The strongest modern profile therefore lands in a narrower place than the mythology but in a stronger one scientifically. Pikaia was a small Middle Cambrian chordate-grade animal with visible serial muscle blocks, an elongate flattened body, a narrow gut, probable near-bottom swimming habits, and an unresolved axial support system.[1][2][3][4] It matters because it shows that some of the deepest chordate architecture was already present before later vertebrate signatures became easy to recognize. The body had segmentation before it had speed, and perhaps before its internal support system had settled into the later chordate template.[2][3]

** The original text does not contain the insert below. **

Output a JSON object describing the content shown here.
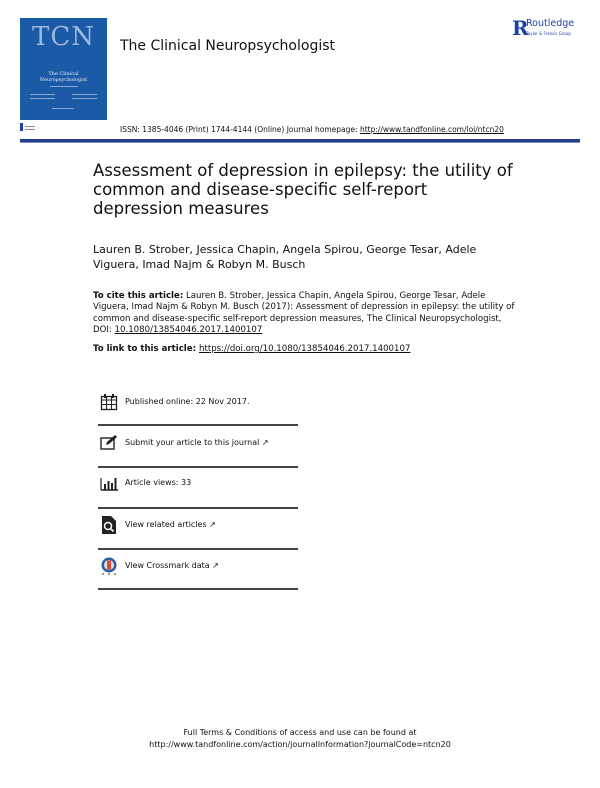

That is enough to make Pikaia one of the most useful fossils in the Burgess Shale without turning it into a mascot for evolutionary inevitability. The specimen does not hand us a finished ancestor portrait. It gives us something better: a compact record of how modest anatomical features, preserved with just enough fidelity, can show a body crossing into chordate organization while still carrying unresolved engineering inside it.[1][3][4]

Sources

  1. Simon Conway Morris and Jean-Bernard Caron, "Pikaia gracilens Walcott, a stem-group chordate from the Middle Cambrian of British Columbia," Biological Reviews 87 (2012), PubMed record.
  2. Thurston Lacalli, "The Middle Cambrian fossil Pikaia and the evolution of chordate swimming," EvoDevo 3 (2012).
  3. Thurston Lacalli, "The Cambrian fossil Pikaia, and the origin of chordate somites," EvoDevo 15 (2024).
  4. Royal Ontario Museum Burgess Shale site, "Pikaia gracilens" specimen page with morphology, ecology, locality, and specimen notes.
  5. Royal Ontario Museum news release, "Human's oldest ancestor found in Burgess Shale" (2012), on the Conway Morris and Caron redescription and its significance.
  6. Wikimedia Commons file page for the photographed Royal Ontario Museum Pikaia fossil used as the lead image.